ПАРИЖЪ. ' Journal ' помѣстилъ интервью съ ​Гапономъ​. Послѣдній осуждаетъ вооруженное возстаніе и особенно высказывается противъ образа дѣйствій поляковъ и финновъ. По мнѣнію ​Гапона надо всячески препятствовать расчлененію Россіи.

РИГА. Сегодня въ двѣнадцать часовъ дня кончилась забастовка, продолжавшаяся три дня. Полная забастовка прошла безъ кровопролитія и насилій. Жизнь за ​эти дни совершенно замерла въ городѣ. Были приняты ​обширные военные мѣры предосторожности. На улицахъ стояли войска, пулеметы и пушки. Изъ уѣздовъ приходятъ ​вести, что движеніе понемногу ослабѣваетъ.

ТВЕРЬ. Бастующимъ рабочимъ губернаторомъ предъявлено требованіе прекратить забастовку и митинги. ​Рабочіе отказались и забаррикадировали фабрики.
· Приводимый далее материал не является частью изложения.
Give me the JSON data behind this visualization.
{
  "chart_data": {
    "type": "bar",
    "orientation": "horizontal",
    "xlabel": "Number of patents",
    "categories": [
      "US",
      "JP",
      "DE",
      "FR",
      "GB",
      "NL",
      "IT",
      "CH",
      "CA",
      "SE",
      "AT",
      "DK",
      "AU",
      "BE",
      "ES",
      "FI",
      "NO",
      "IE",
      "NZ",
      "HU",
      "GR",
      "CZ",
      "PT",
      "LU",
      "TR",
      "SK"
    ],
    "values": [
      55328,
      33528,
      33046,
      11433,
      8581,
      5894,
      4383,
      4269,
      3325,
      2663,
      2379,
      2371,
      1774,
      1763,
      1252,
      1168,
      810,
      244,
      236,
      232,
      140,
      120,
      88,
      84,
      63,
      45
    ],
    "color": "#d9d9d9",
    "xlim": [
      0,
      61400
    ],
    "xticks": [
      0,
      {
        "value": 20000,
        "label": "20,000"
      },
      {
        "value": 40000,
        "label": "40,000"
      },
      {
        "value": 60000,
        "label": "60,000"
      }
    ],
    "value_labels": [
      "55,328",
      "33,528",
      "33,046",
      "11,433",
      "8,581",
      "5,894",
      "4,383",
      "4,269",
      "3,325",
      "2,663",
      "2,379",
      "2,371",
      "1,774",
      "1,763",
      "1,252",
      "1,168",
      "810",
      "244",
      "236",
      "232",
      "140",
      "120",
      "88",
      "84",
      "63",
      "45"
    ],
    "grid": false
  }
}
САРАТОВЪ. Вчера на Институтской площади близъ товарной станціи на митингѣ рабочихъ въ третьемъ часу произошло столкновеніе съ казаками. Раздались выстрѣлы изъ толпы, послѣ чего казаки открыли стрѣльбу. По слухамъ убито ​трое​, ранено около двадцати человѣкъ.
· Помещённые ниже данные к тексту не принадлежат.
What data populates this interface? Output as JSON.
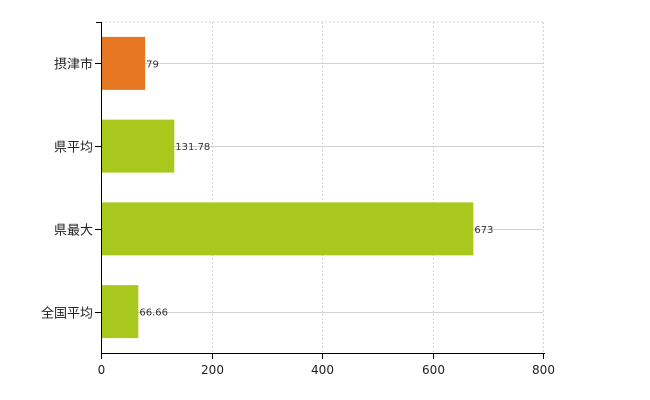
{
  "chart_data": {
    "type": "bar",
    "orientation": "horizontal",
    "categories": [
      "摂津市",
      "県平均",
      "県最大",
      "全国平均"
    ],
    "values": [
      79,
      131.78,
      673,
      66.66
    ],
    "value_labels": [
      "79",
      "131.78",
      "673",
      "66.66"
    ],
    "bar_colors": [
      "#e87722",
      "#a8c81e",
      "#a8c81e",
      "#a8c81e"
    ],
    "xlim": [
      0,
      800
    ],
    "x_ticks": [
      0,
      200,
      400,
      600,
      800
    ],
    "x_tick_labels": [
      "0",
      "200",
      "400",
      "600",
      "800"
    ],
    "title": "",
    "xlabel": "",
    "ylabel": "",
    "grid": true,
    "grid_color": "#d3d3d3",
    "axis_color": "#000000"
  }
}
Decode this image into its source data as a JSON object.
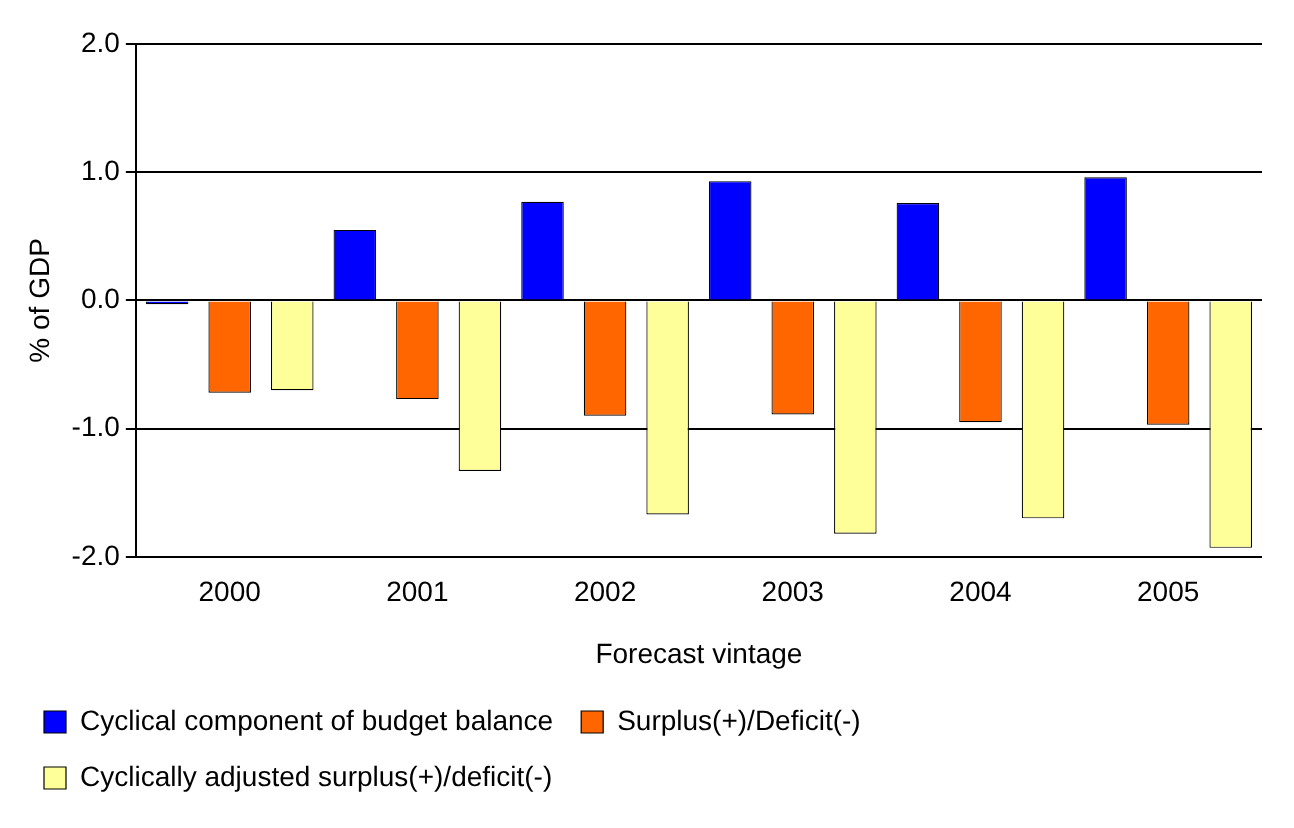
{
  "chart_data": {
    "type": "bar",
    "xlabel": "Forecast vintage",
    "ylabel": "% of GDP",
    "categories": [
      "2000",
      "2001",
      "2002",
      "2003",
      "2004",
      "2005"
    ],
    "series": [
      {
        "name": "Cyclical component of budget balance",
        "color": "#0000ff",
        "values": [
          -0.03,
          0.55,
          0.77,
          0.93,
          0.76,
          0.96
        ]
      },
      {
        "name": "Surplus(+)/Deficit(-)",
        "color": "#ff6600",
        "values": [
          -0.72,
          -0.77,
          -0.9,
          -0.89,
          -0.95,
          -0.97
        ]
      },
      {
        "name": "Cyclically adjusted surplus(+)/deficit(-)",
        "color": "#ffff99",
        "values": [
          -0.7,
          -1.33,
          -1.67,
          -1.82,
          -1.7,
          -1.93
        ]
      }
    ],
    "ylim": [
      -2,
      2
    ],
    "yticks": [
      {
        "value": -2,
        "label": "-2.0"
      },
      {
        "value": -1,
        "label": "-1.0"
      },
      {
        "value": 0,
        "label": "0.0"
      },
      {
        "value": 1,
        "label": "1.0"
      },
      {
        "value": 2,
        "label": "2.0"
      }
    ],
    "grid": "y",
    "legend": "bottom"
  }
}
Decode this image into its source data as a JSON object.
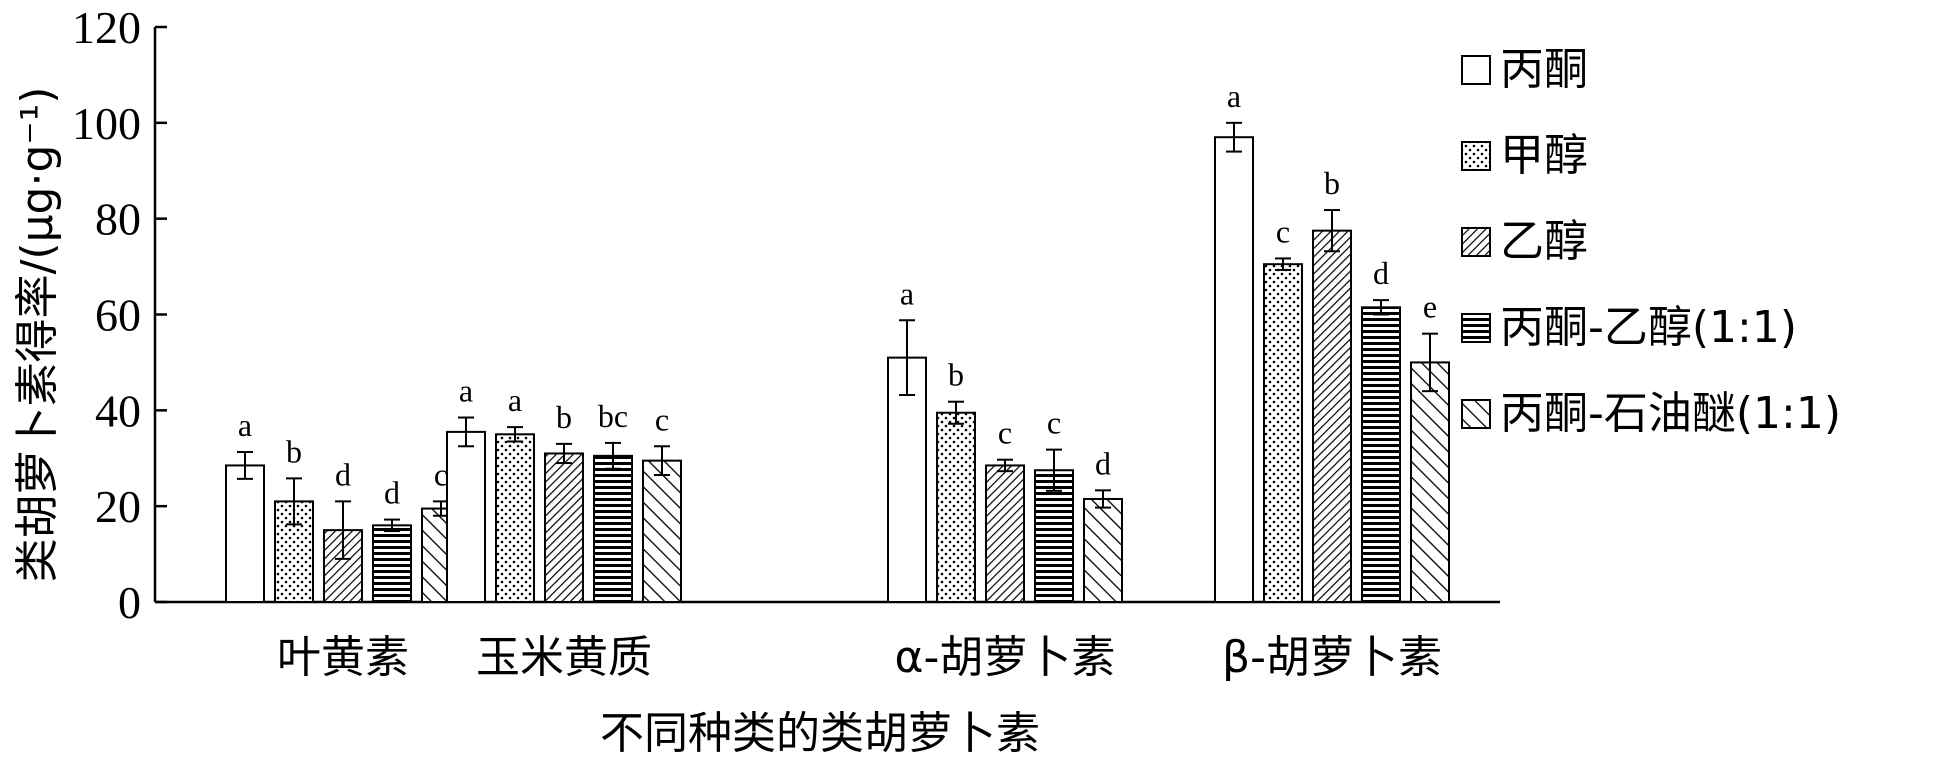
{
  "chart_data": {
    "type": "bar",
    "title": "",
    "xlabel": "不同种类的类胡萝卜素",
    "ylabel": "类胡萝卜素得率/(μg·g⁻¹)",
    "ylim": [
      0,
      120
    ],
    "yticks": [
      0,
      20,
      40,
      60,
      80,
      100,
      120
    ],
    "categories": [
      "叶黄素",
      "玉米黄质",
      "α-胡萝卜素",
      "β-胡萝卜素"
    ],
    "legend_position": "right",
    "series": [
      {
        "name": "丙酮",
        "pattern": "none",
        "values": [
          28.5,
          35.5,
          51,
          97
        ],
        "errors": [
          2.8,
          3.0,
          7.8,
          3.0
        ],
        "sig": [
          "a",
          "a",
          "a",
          "a"
        ]
      },
      {
        "name": "甲醇",
        "pattern": "dots",
        "values": [
          21,
          35,
          39.5,
          70.5
        ],
        "errors": [
          4.8,
          1.5,
          2.3,
          1.2
        ],
        "sig": [
          "b",
          "a",
          "b",
          "c"
        ]
      },
      {
        "name": "乙醇",
        "pattern": "diag-dense",
        "values": [
          15,
          31,
          28.5,
          77.5
        ],
        "errors": [
          6.0,
          2.0,
          1.2,
          4.3
        ],
        "sig": [
          "d",
          "b",
          "c",
          "b"
        ]
      },
      {
        "name": "丙酮-乙醇(1:1)",
        "pattern": "horizontal",
        "values": [
          16,
          30.5,
          27.5,
          61.5
        ],
        "errors": [
          1.2,
          2.7,
          4.3,
          1.5
        ],
        "sig": [
          "d",
          "bc",
          "c",
          "d"
        ]
      },
      {
        "name": "丙酮-石油醚(1:1)",
        "pattern": "diag-wide",
        "values": [
          19.5,
          29.5,
          21.5,
          50
        ],
        "errors": [
          1.5,
          3.0,
          1.8,
          6.0
        ],
        "sig": [
          "c",
          "c",
          "d",
          "e"
        ]
      }
    ]
  }
}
ПОРХОВЪ. Крестьянами сожжено на этихъ дняхъ имѣніе Гора близъ станціи Чихачево, принадлежащее ​новоржевскому предводителю дворянства Львову. Высланы изъ ​Порхова солдаты.

МОСКВА. Грабители начали проявлять свою дѣятельность и пользуются для этого ​темъ временемъ послѣ девяти часовъ вечера, когда обывателямъ воспрещено появляться на улицѣ. Третьяго дня ​они разбили стекло въ магазинѣ ' Жакъ ' и похитили на тысяча пятьсотъ рублей разныхъ предметовъ съ витринъ.

Дивится всему прознанному Басманов, грустной ухмылки не скрывая на устах своих алых с нотами чего-то обреченного. Не все так гладко нынче в России было, как бы не старались скрыть это правители прошлого и нынешнего за великолепием всех этих стен огромных и белокаменных, за роскошью мехов мужчин благородных и звонким, почти янтарным смехом девиц деловитых. Что уж греха таить: и Иван Васильевич жил в беспокойстве постоянном, окружая себе опричниной верной, и там смута постоянно назревала, которым Федор Басманов был прямым свидетелем при всей своей жизни на Руси. Да только изредка все они скрывали это за маской полного спокойствия, бесчинствовали на кровавых пирах, карая грешников волей судьбы оступившихся и крамольников треклятых, посмевших не то, что удумать ненароком, а решительно пойти супротив царя. И, быть может, тому и причина непоколебимости власти той самой была — честность кары заслуженной, возможности в страхе непомерном сделать шаг аль два назад, отрекаясь от планов своих страшных и присягу новую самодержавцу принести. Впрочем, нынче не по его интересам эта забота была вовсе. Пущай сами разбираются, а он же побудет на правах гостя случайного наблюдателем сторонним.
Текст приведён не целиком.